Activity of mesencephalic vertical burst neurons during saccades and smooth pursuit

The activity of vertical burst neurons (BNs) was recorded in the rostral interstitial nucleus of the medial longitudinal fasciculus (riMLF-BNs) and in the interstitial nucleus of Cajal (NIC-BNs) in head-restrained cats while performing saccades or smooth pursuit. BNs emitted a high-frequency burst of action potentials before and during vertical saccades. On average, these bursts led saccade onset by 14 +/- 4 ms (mean +/- SD, n = 23), and this value was in the range of latencies ( approximately 5-15 ms) of medium-lead burst neurons (MLBNs). All NIC-BNs (n = 15) had a downward preferred direction, whereas riMLF-BNs showed either a downward (n = 3) or an upward (n = 5) preferred direction. We found significant correlations between saccade and burst parameters in all BNs: vertical amplitude was correlated with the number of spikes, maximum vertical velocity with maximum of the spike density, and saccade duration with burst duration. A correlation was also found between instantaneous vertical velocity and neuronal activity during saccades. During fixation, all riMLF-BNs and approximately 50% of NIC-BNs (7/15) were silent. Among NIC-BNs active during fixation (8/15), only two cells had an activity correlated with the eye position in the orbit.
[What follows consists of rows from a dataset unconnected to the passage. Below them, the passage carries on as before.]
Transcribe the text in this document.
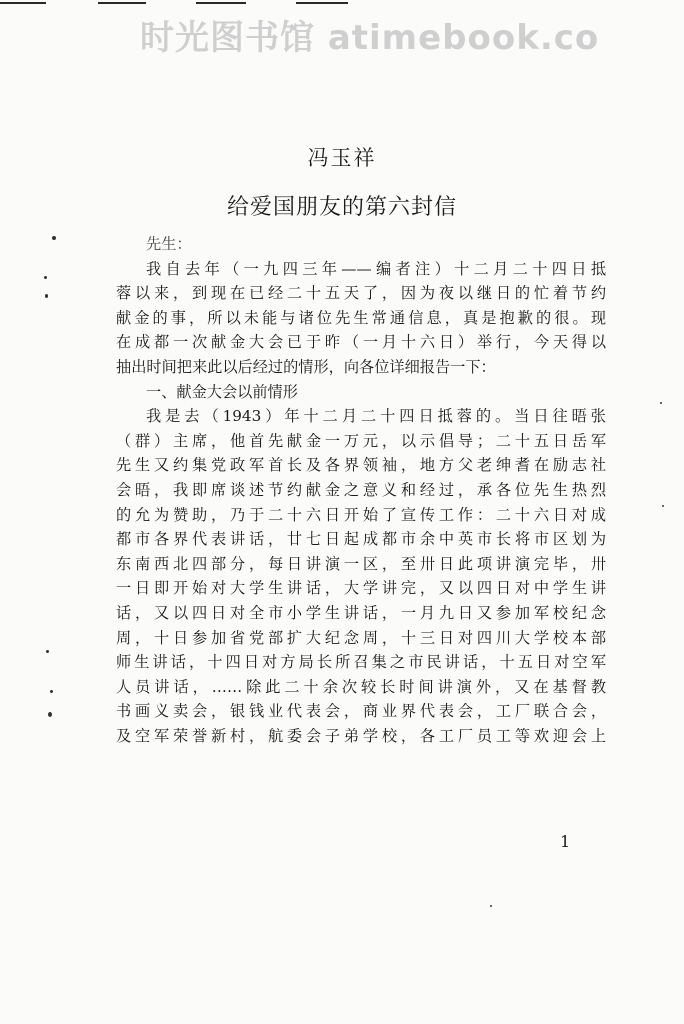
时光图书馆 atimebook.co
冯玉祥
给爱国朋友的第六封信
先生：
我自去年（一九四三年——编者注）十二月二十四日抵
蓉以来，到现在已经二十五天了，因为夜以继日的忙着节约
献金的事，所以未能与诸位先生常通信息，真是抱歉的很。现
在成都一次献金大会已于昨（一月十六日）举行，今天得以
抽出时间把来此以后经过的情形，向各位详细报告一下：
一、献金大会以前情形
我是去（1943）年十二月二十四日抵蓉的。当日往晤张
（群）主席，他首先献金一万元，以示倡导；二十五日岳军
先生又约集党政军首长及各界领袖，地方父老绅耆在励志社
会晤，我即席谈述节约献金之意义和经过，承各位先生热烈
的允为赞助，乃于二十六日开始了宣传工作：二十六日对成
都市各界代表讲话，廿七日起成都市余中英市长将市区划为
东南西北四部分，每日讲演一区，至卅日此项讲演完毕，卅
一日即开始对大学生讲话，大学讲完，又以四日对中学生讲
话，又以四日对全市小学生讲话，一月九日又参加军校纪念
周，十日参加省党部扩大纪念周，十三日对四川大学校本部
师生讲话，十四日对方局长所召集之市民讲话，十五日对空军
人员讲话，……除此二十余次较长时间讲演外，又在基督教
书画义卖会，银钱业代表会，商业界代表会，工厂联合会，
及空军荣誉新村，航委会子弟学校，各工厂员工等欢迎会上
1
During smooth pursuit, most riMLF-BNs were silent (7/8), but all NIC-BNs showed an activity that was significantly correlated with the eye velocity. This activity was unaltered during temporary disappearance of the visual target, demonstrating that it was not visual in origin. For a given neuron, its ON-direction during smooth pursuit and saccades remained identical. The activity of NIC-BNs during both saccades and smooth pursuit can be described by a nonlinear exponential function using the velocity of the eye as independent variable. We suggest that riMLF-BNs, which were not active during smooth pursuit, are vertical MLBNs responsible for the generation of vertical saccades. Because NIC-BNs discharged during both saccades and pursuit, they cannot be regarded as MLBNs as usually defined. NIC-BNs could, however, be the site of convergence of both the saccadic and smooth pursuit signals at the premotoneuronal level. Alternatively, NIC-BNs could participate in the integration of eye velocity to eye position signals and represent input neurons to a common integrator.